In der ganzen Auseinandersetzung sind Massnahmen gegen den Lärm und die Entschädigungsfrage auseinanderzuhalten. Nach Umweltschutzgesetz und Lärmschutzverordnung sind der Schutz vor Lärm und die Sanierung von Lärm verursachenden Anlagen geboten.

Der Betreiber eines Flughafens oder einer Autobahn muss demnach Lärmschutzwände und Ähnliches erstellen, sofern die Grenzwerte überschritten sind. Reicht dies nicht, müssen die Verursacher weiter gehende Massnahmen direkt an den betroffenen Gebäuden finanzieren, also etwa Lärmschutzfenster oder Wohnraumlüftungen.

Die Frage von Minderwerten hat damit aber nichts zu tun: Grundlage für Entschädigungen infolge Minderwert ist das Enteignungsgesetz. Die betroffenen Anwohner haben zwar oft einen schweren Stand, der Gang vor Gericht ist aber nicht aussichtslos.

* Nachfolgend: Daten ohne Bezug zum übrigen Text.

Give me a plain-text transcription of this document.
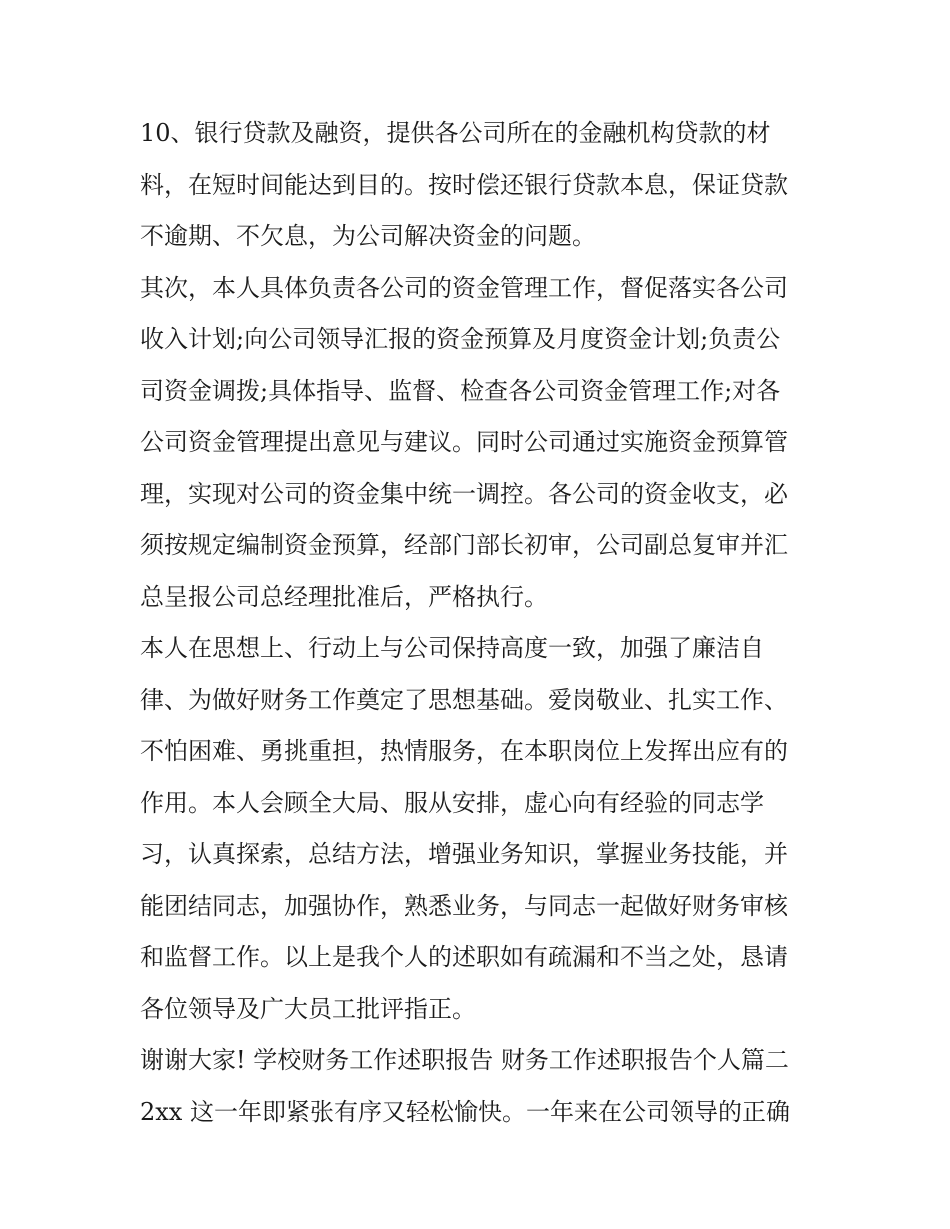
10、银行贷款及融资，提供各公司所在的金融机构贷款的材
料，在短时间能达到目的。按时偿还银行贷款本息，保证贷款
不逾期、不欠息，为公司解决资金的问题。
其次，本人具体负责各公司的资金管理工作，督促落实各公司
收入计划;向公司领导汇报的资金预算及月度资金计划;负责公
司资金调拨;具体指导、监督、检查各公司资金管理工作;对各
公司资金管理提出意见与建议。同时公司通过实施资金预算管
理，实现对公司的资金集中统一调控。各公司的资金收支，必
须按规定编制资金预算，经部门部长初审，公司副总复审并汇
总呈报公司总经理批准后，严格执行。
本人在思想上、行动上与公司保持高度一致，加强了廉洁自
律、为做好财务工作奠定了思想基础。爱岗敬业、扎实工作、
不怕困难、勇挑重担，热情服务，在本职岗位上发挥出应有的
作用。本人会顾全大局、服从安排，虚心向有经验的同志学
习，认真探索，总结方法，增强业务知识，掌握业务技能，并
能团结同志，加强协作，熟悉业务，与同志一起做好财务审核
和监督工作。以上是我个人的述职如有疏漏和不当之处，恳请
各位领导及广大员工批评指正。
谢谢大家! 学校财务工作述职报告 财务工作述职报告个人篇二
2xx 这一年即紧张有序又轻松愉快。一年来在公司领导的正确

So hat das Bundesgericht zum Beispiel 1995 und 1996 elf Anwohnern des Flughafens Genf Entschädigungen von 25 bis 35 Prozent zugesprochen. Ihre Grundstücke sind übermässigem Fluglärm und teilweise tiefen Überflügen von Flugzeugen ausgesetzt.

Laut Ettler ist jedoch kaum je mit einem schnellen Erfolg von Klagen zu rechnen: Er schätzt die Dauer von Verfahren nach Enteignungsrecht auf sieben bis zehn Jahre.



Entschädigung: So gehen Sie vor

Betroffene Hausbesitzer sollten sich zusammentun und gemeinsam durch einen Anwalt vertreten lassen. So können sie die Kosten reduzieren.

Der Anwalt muss eine Klage gestützt auf das Enteignungsgesetz einreichen. Das Rechtsbegehren ist an den Verursacher des Lärms – zum Beispiel den Kanton, den Bund oder Unique Flughafen Zürich AG – zu richten.

Die Eingabe sollte einen Grundbuchauszug mit Angabe des Kaufdatums, einen Katasterplan und die letzte Schätzung der Gebäudeversicherung (nicht die Prämienrechnung!) enthalten.

Die finanzielle Forderung muss nicht beziffert werden. Es genügt, eine Ent-
schädigung für Minderwert wegen übermässiger Lärmbelästigung zu beantragen. Es ist Sache des zuständigen Spezialgerichts, der Eidgenössischen Schätzungskommission, den Minderwert zu beziffern.